There is usually a delay between the announcement of a new launch and its arrival on the market, so although the cigars may have been made, it is unlikely that they will appear in the UK much before the end of the year, giving the blended vintage leaf time to settle. At least some H Upmann No 2 Reservas have been made, as I had the good fortune to taste one and was surprised by the first impression of its strength – something that is not usually associated with an H Upmann – but it was measured rather than overpowering, and the concentration of flavour, characteristic of the Pirámide, provided a pleasing initial tang at the tip of the mouth, which broadened into a sustained and rich cigar that had me looking at the H Upmann brand with fresh eyes.
These high-profile launches have been accompanied by some interesting special-edition figurados; among them the perfecto Bolívar Británicas Extra (£16.60), and the Ramón Allones Petit Belicoso (£18.70), both regional versions for the UK market in 2011 and 2012 respectively. Other figurados with a short production run include limited editions like the Punch Serie d’Oro No 2 (£22.80) of 2013, and the Hoyo Short Pirámide (£17.80) of 2011.
Interest surrounding these releases has prompted a reassessment of cigars that did not attract much attention upon their launch. For instance, Sahakian recommends the now-discontinued, monumentally built, Rodolfo-sized San Cristóbal Muralla (£31), 7⅛in with a 54 ring gauge. It requires a quiet hour to polish off, but Sahakian speaks of a smoothly balanced and purposeful cigar that has benefited from several years of maturation (his boxes are stamped with the 2007 year of production).

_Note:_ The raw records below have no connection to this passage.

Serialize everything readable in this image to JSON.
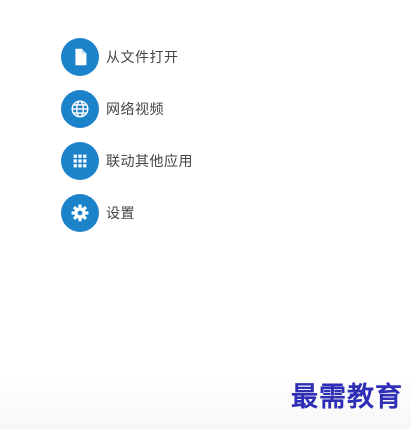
{
  "menu": {
    "items": [
      {
        "label": "从文件打开",
        "icon": "file-icon"
      },
      {
        "label": "网络视频",
        "icon": "globe-icon"
      },
      {
        "label": "联动其他应用",
        "icon": "grid-icon"
      },
      {
        "label": "设置",
        "icon": "gear-icon"
      }
    ]
  },
  "colors": {
    "accent": "#1a83c9",
    "label": "#444444",
    "watermark": "#2f2fb5"
  },
  "watermark": {
    "text": "最需教育"
  }
}
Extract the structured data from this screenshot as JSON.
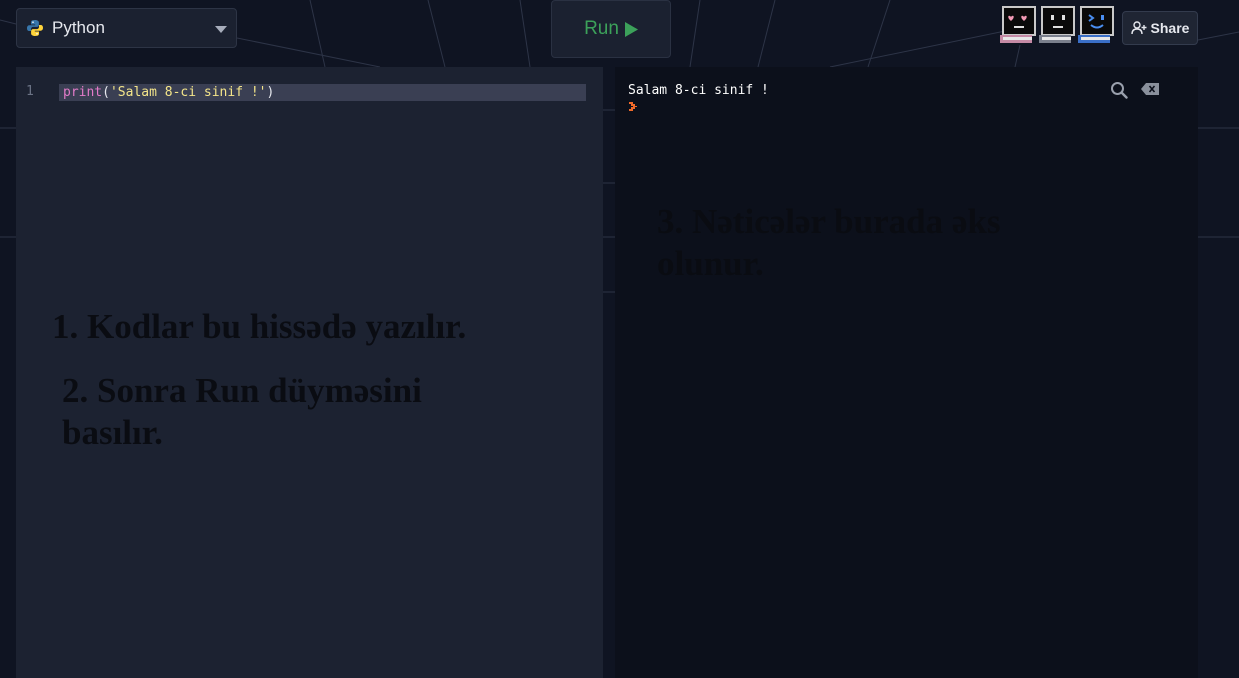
{
  "header": {
    "language": "Python",
    "run_label": "Run",
    "share_label": "Share"
  },
  "editor": {
    "line_number": "1",
    "code": {
      "fn": "print",
      "open": "(",
      "string": "'Salam 8-ci sinif !'",
      "close": ")"
    },
    "annotations": {
      "step1": "1. Kodlar bu hissədə yazılır.",
      "step2_line1": "2. Sonra Run düyməsini",
      "step2_line2": "basılır."
    }
  },
  "console": {
    "output": "Salam 8-ci sinif !",
    "annotations": {
      "step3_line1": "3. Nəticələr burada əks",
      "step3_line2": "olunur."
    }
  },
  "icons": {
    "language": "python-logo-icon",
    "dropdown": "chevron-down-icon",
    "run": "play-icon",
    "share": "user-plus-icon",
    "search": "search-icon",
    "clear": "clear-icon",
    "prompt": "prompt-chevron-icon"
  },
  "colors": {
    "run_green": "#3ca15a",
    "keyword_pink": "#e27bc9",
    "string_yellow": "#f4e58a",
    "prompt_orange": "#f06a2a"
  }
}
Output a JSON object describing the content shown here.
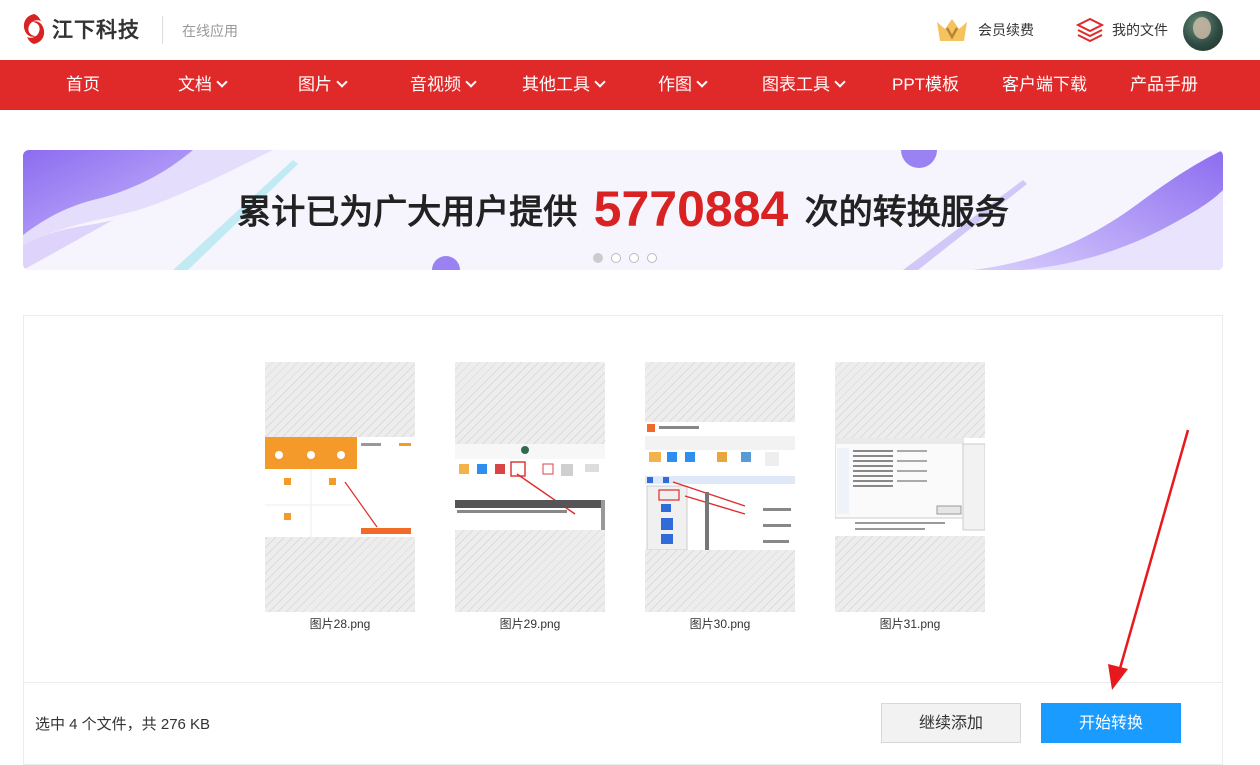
{
  "header": {
    "logo_text": "江下科技",
    "logo_sub": "在线应用",
    "member_label": "会员续费",
    "myfiles_label": "我的文件"
  },
  "nav": {
    "items": [
      {
        "label": "首页",
        "dropdown": false
      },
      {
        "label": "文档",
        "dropdown": true
      },
      {
        "label": "图片",
        "dropdown": true
      },
      {
        "label": "音视频",
        "dropdown": true
      },
      {
        "label": "其他工具",
        "dropdown": true
      },
      {
        "label": "作图",
        "dropdown": true
      },
      {
        "label": "图表工具",
        "dropdown": true
      },
      {
        "label": "PPT模板",
        "dropdown": false
      },
      {
        "label": "客户端下载",
        "dropdown": false
      },
      {
        "label": "产品手册",
        "dropdown": false
      }
    ]
  },
  "banner": {
    "prefix": "累计已为广大用户提供",
    "count": "5770884",
    "suffix": "次的转换服务",
    "active_slide": 1,
    "slide_count": 4
  },
  "files": [
    {
      "name": "图片28.png"
    },
    {
      "name": "图片29.png"
    },
    {
      "name": "图片30.png"
    },
    {
      "name": "图片31.png"
    }
  ],
  "footer": {
    "summary": "选中 4 个文件，共 276 KB",
    "add_label": "继续添加",
    "start_label": "开始转换"
  },
  "colors": {
    "brand_red": "#e02a2a",
    "count_red": "#d92323",
    "primary_blue": "#1a9bff"
  }
}
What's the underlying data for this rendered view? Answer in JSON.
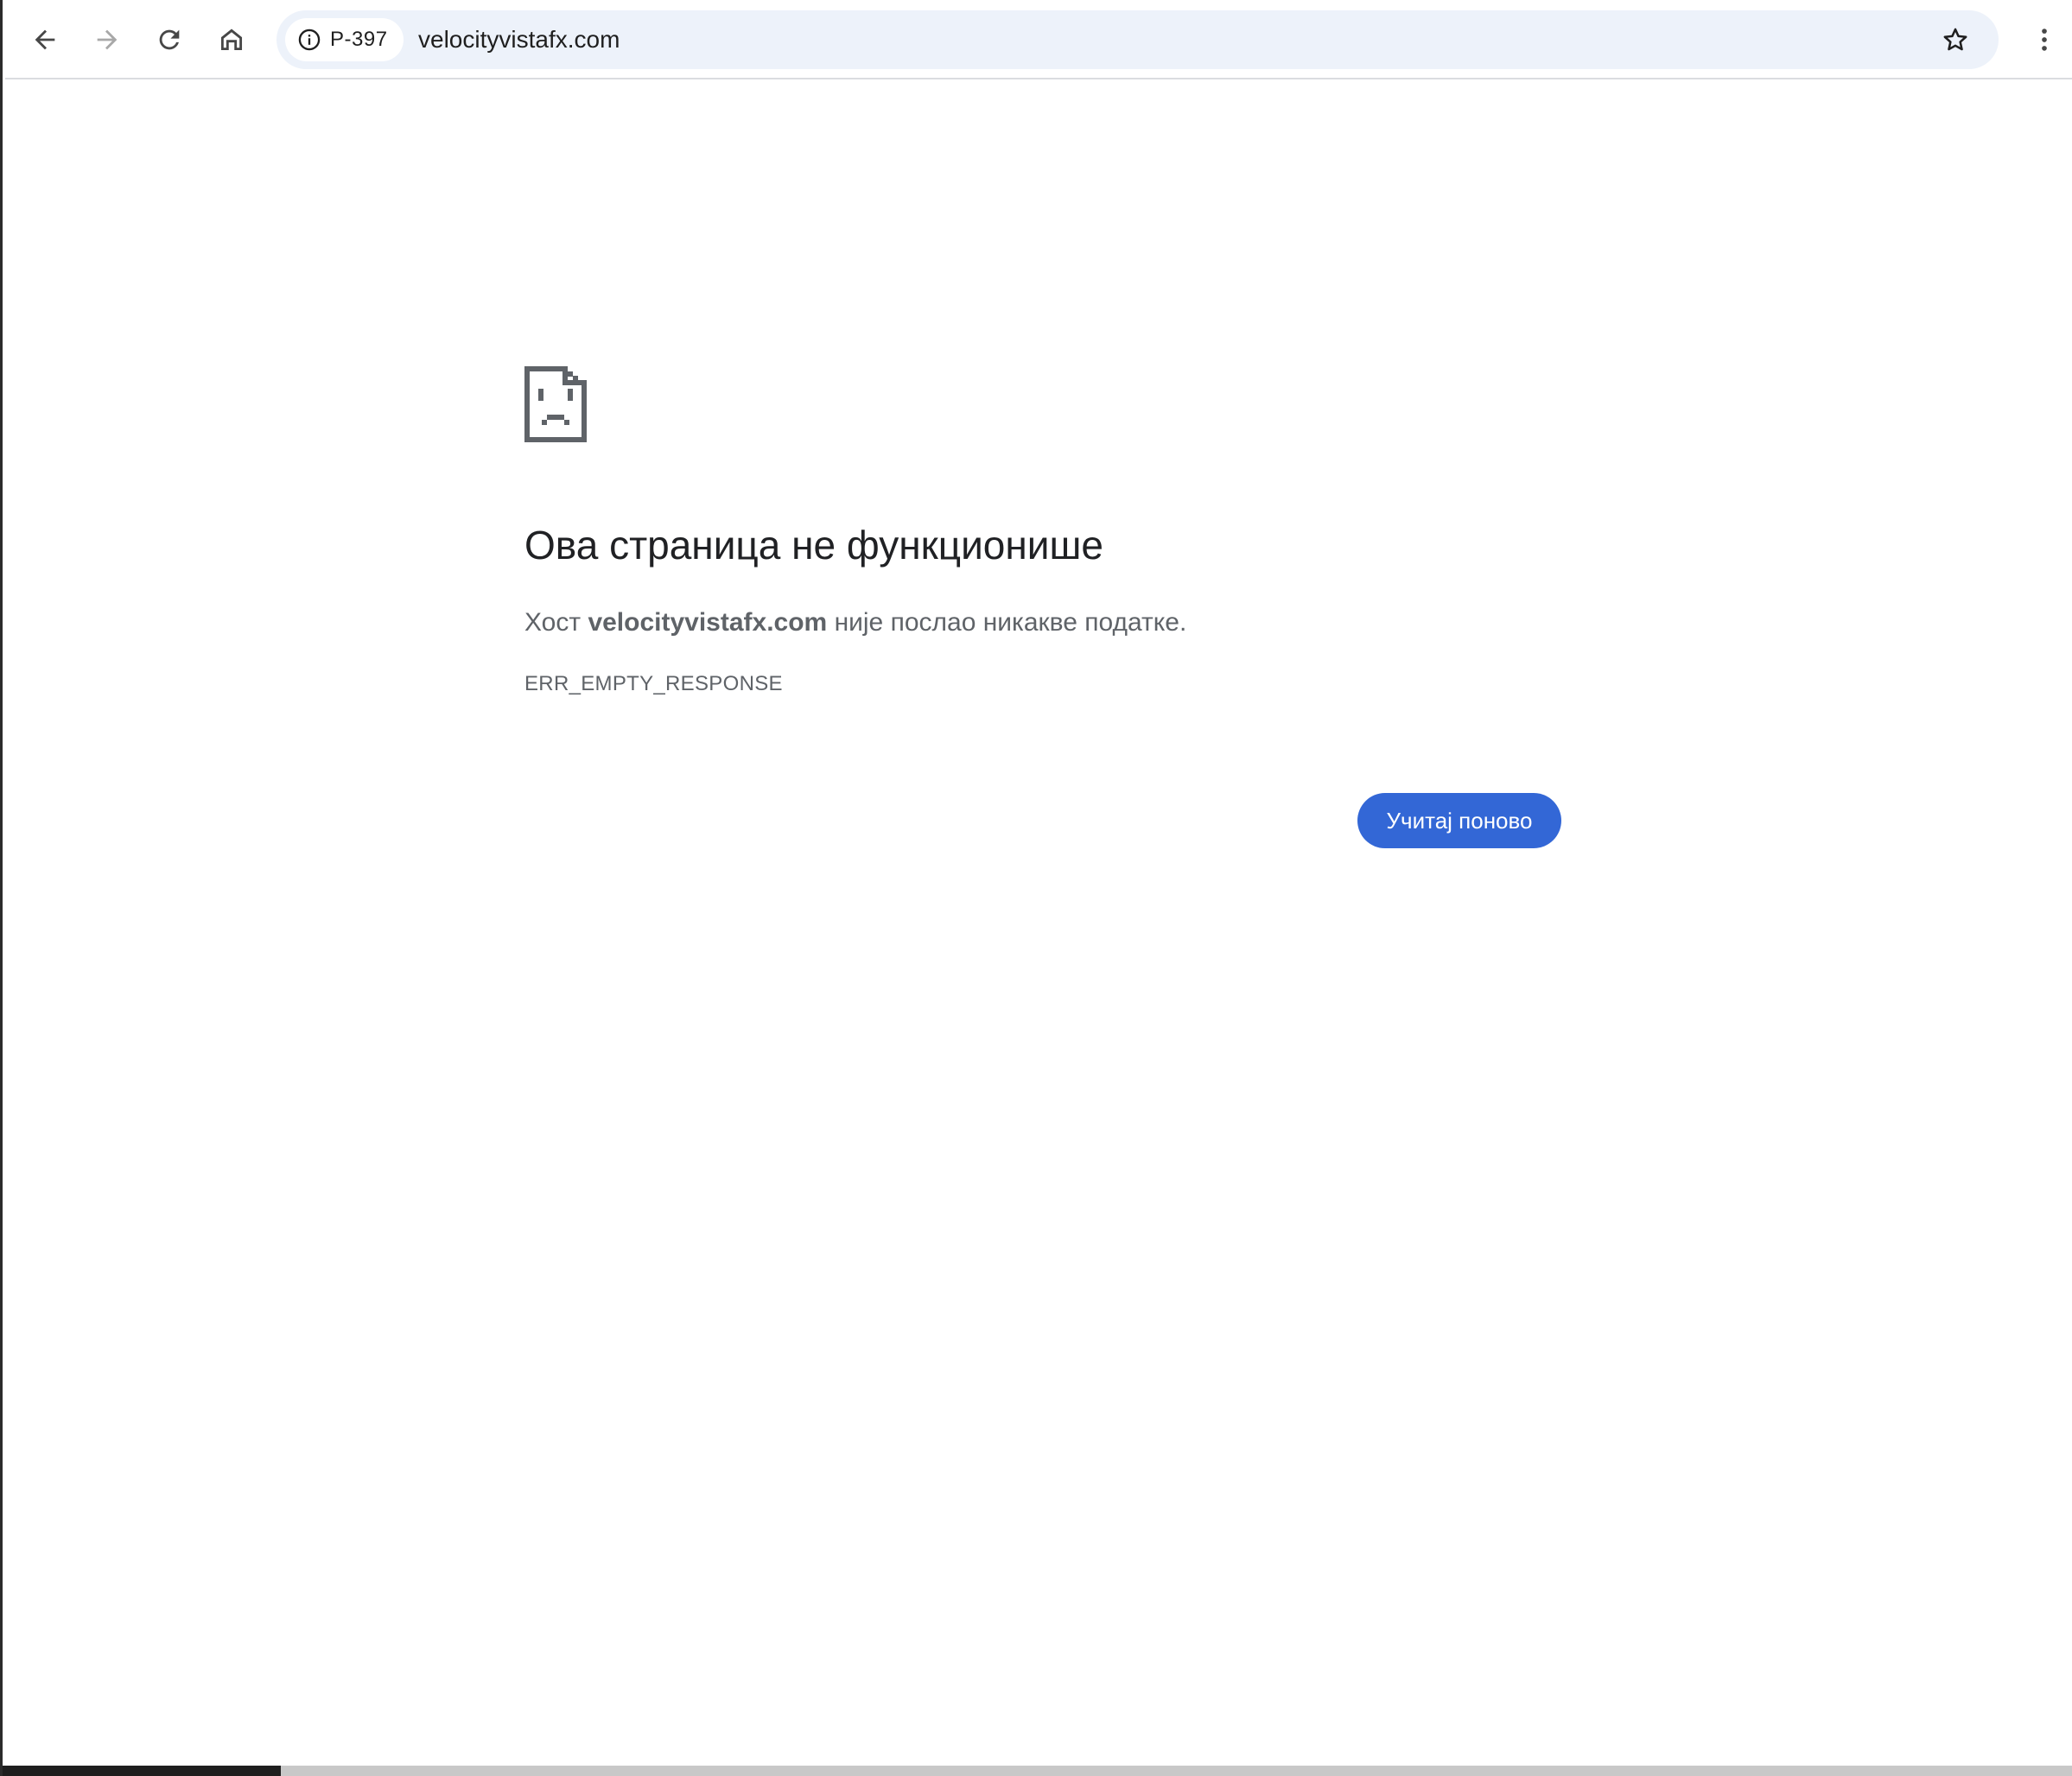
{
  "browser": {
    "security_chip": "P-397",
    "url": "velocityvistafx.com"
  },
  "error": {
    "title": "Ова страница не функционише",
    "summary_prefix": "Хост ",
    "summary_host": "velocityvistafx.com",
    "summary_suffix": " није послао никакве податке.",
    "code": "ERR_EMPTY_RESPONSE",
    "reload_label": "Учитај поново"
  },
  "icons": {
    "back": "arrow-left-icon",
    "forward": "arrow-right-icon",
    "reload": "reload-icon",
    "home": "home-icon",
    "info": "info-icon",
    "bookmark": "star-icon",
    "menu": "kebab-menu-icon",
    "error": "sad-document-icon"
  },
  "colors": {
    "accent": "#3367d6",
    "omnibox_bg": "#edf2fa",
    "text_primary": "#202124",
    "text_secondary": "#5f6368"
  }
}
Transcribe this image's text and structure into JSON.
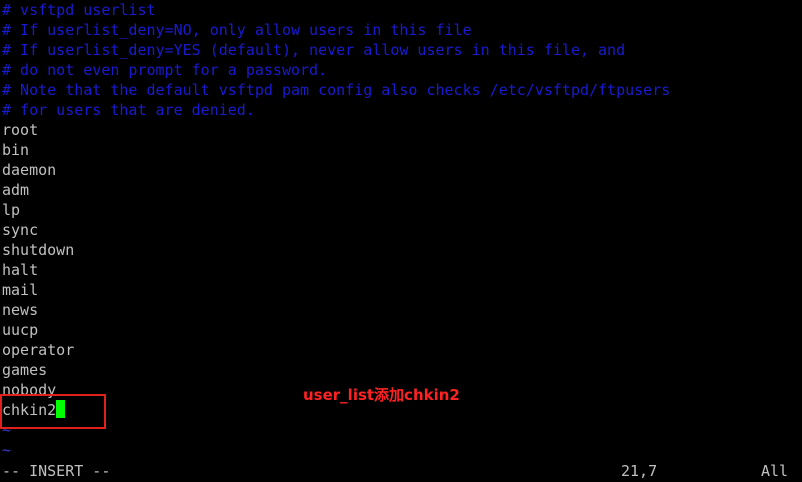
{
  "comments": [
    "# vsftpd userlist",
    "# If userlist_deny=NO, only allow users in this file",
    "# If userlist_deny=YES (default), never allow users in this file, and",
    "# do not even prompt for a password.",
    "# Note that the default vsftpd pam config also checks /etc/vsftpd/ftpusers",
    "# for users that are denied."
  ],
  "users": [
    "root",
    "bin",
    "daemon",
    "adm",
    "lp",
    "sync",
    "shutdown",
    "halt",
    "mail",
    "news",
    "uucp",
    "operator",
    "games",
    "nobody"
  ],
  "editing_line": "chkin2",
  "tildes": [
    "~",
    "~"
  ],
  "annotation": "user_list添加chkin2",
  "status_bar": {
    "mode": "-- INSERT --",
    "position": "21,7",
    "scroll": "All"
  },
  "colors": {
    "background": "#000000",
    "comment": "#1a1ad0",
    "text": "#c0c0c0",
    "cursor": "#00ff00",
    "annotation": "#ff2222"
  }
}
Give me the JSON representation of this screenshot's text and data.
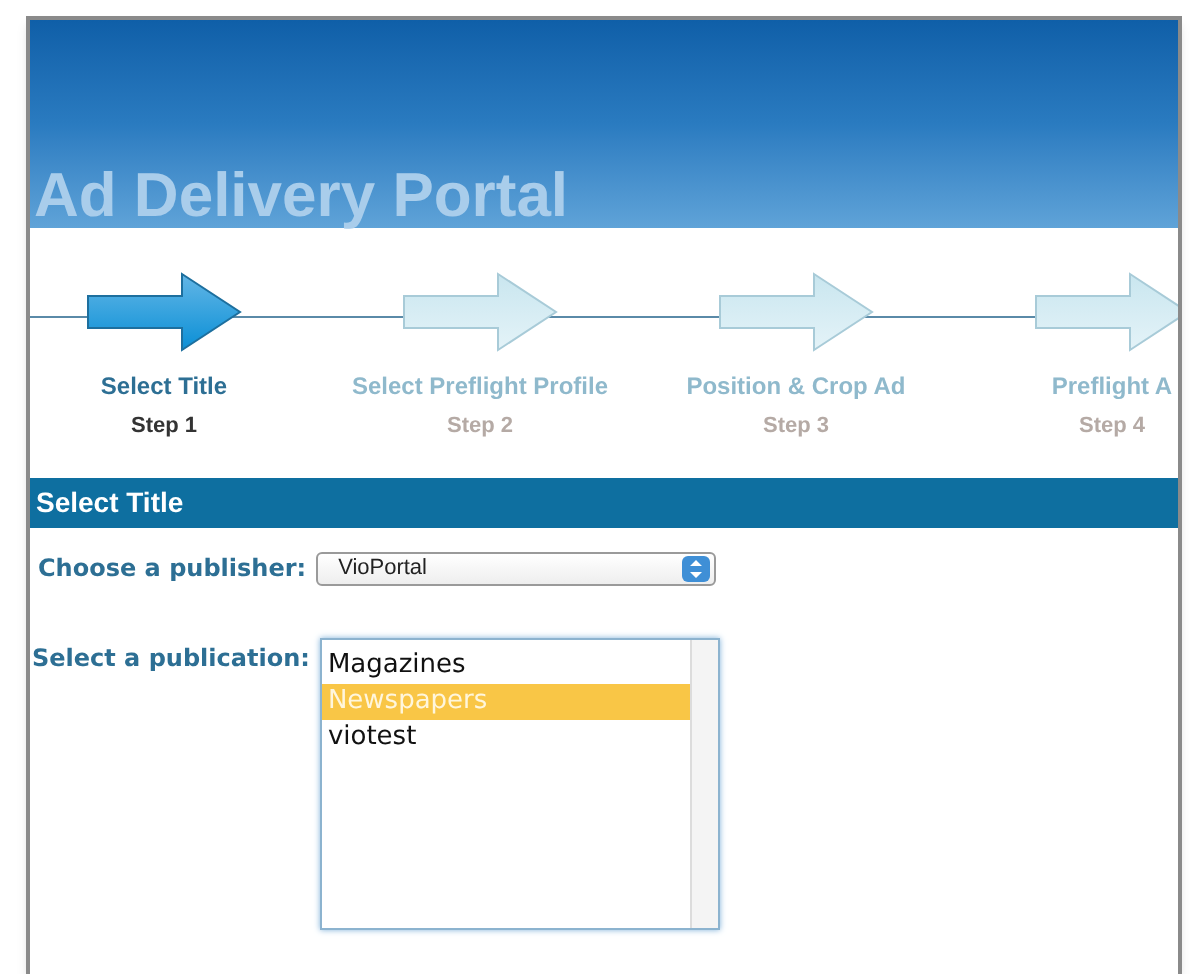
{
  "header": {
    "title": "Ad Delivery Portal"
  },
  "steps": [
    {
      "label": "Select Title",
      "step": "Step 1",
      "selected": true
    },
    {
      "label": "Select Preflight Profile",
      "step": "Step 2",
      "selected": false
    },
    {
      "label": "Position & Crop Ad",
      "step": "Step 3",
      "selected": false
    },
    {
      "label": "Preflight A",
      "step": "Step 4",
      "selected": false
    }
  ],
  "section": {
    "title": "Select Title"
  },
  "publisher": {
    "label": "Choose a publisher:",
    "value": "VioPortal"
  },
  "publication": {
    "label": "Select a publication:",
    "items": [
      {
        "label": "Magazines",
        "selected": false
      },
      {
        "label": "Newspapers",
        "selected": true
      },
      {
        "label": "viotest",
        "selected": false
      }
    ]
  }
}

Meanwhile, Mitchell Orchant, managing director of specialist cigar auction house C Gars is enthusiastic about the Punch Serie d’Oro No 1 (£22) of 2008, describing it as one of the most “outrageously good blends that Punch has made”: an observation all the more interesting because at its launch, the 7⅛in, 52-ring-gauge cigar was, in my opinion, unremarkable, but the extra years of maturation have clearly had an effect.
This figurado fever shows little sign of abating just yet. Next year, the special cigar rolled to celebrate the 225th anniversary of Hunters & Frankau will be released. Called Cabeza Tumbada, this obscurely shaped cigar has the sloping shoulders of the regular Pirámide but, instead of terminating in a sharp point, the very end is flat, an old shape dating from the early 20th-century, when Hunters & Frankau owned Ramón Allones. If nothing else, it is another cigar name to add to the ever-expanding figurado lexicon.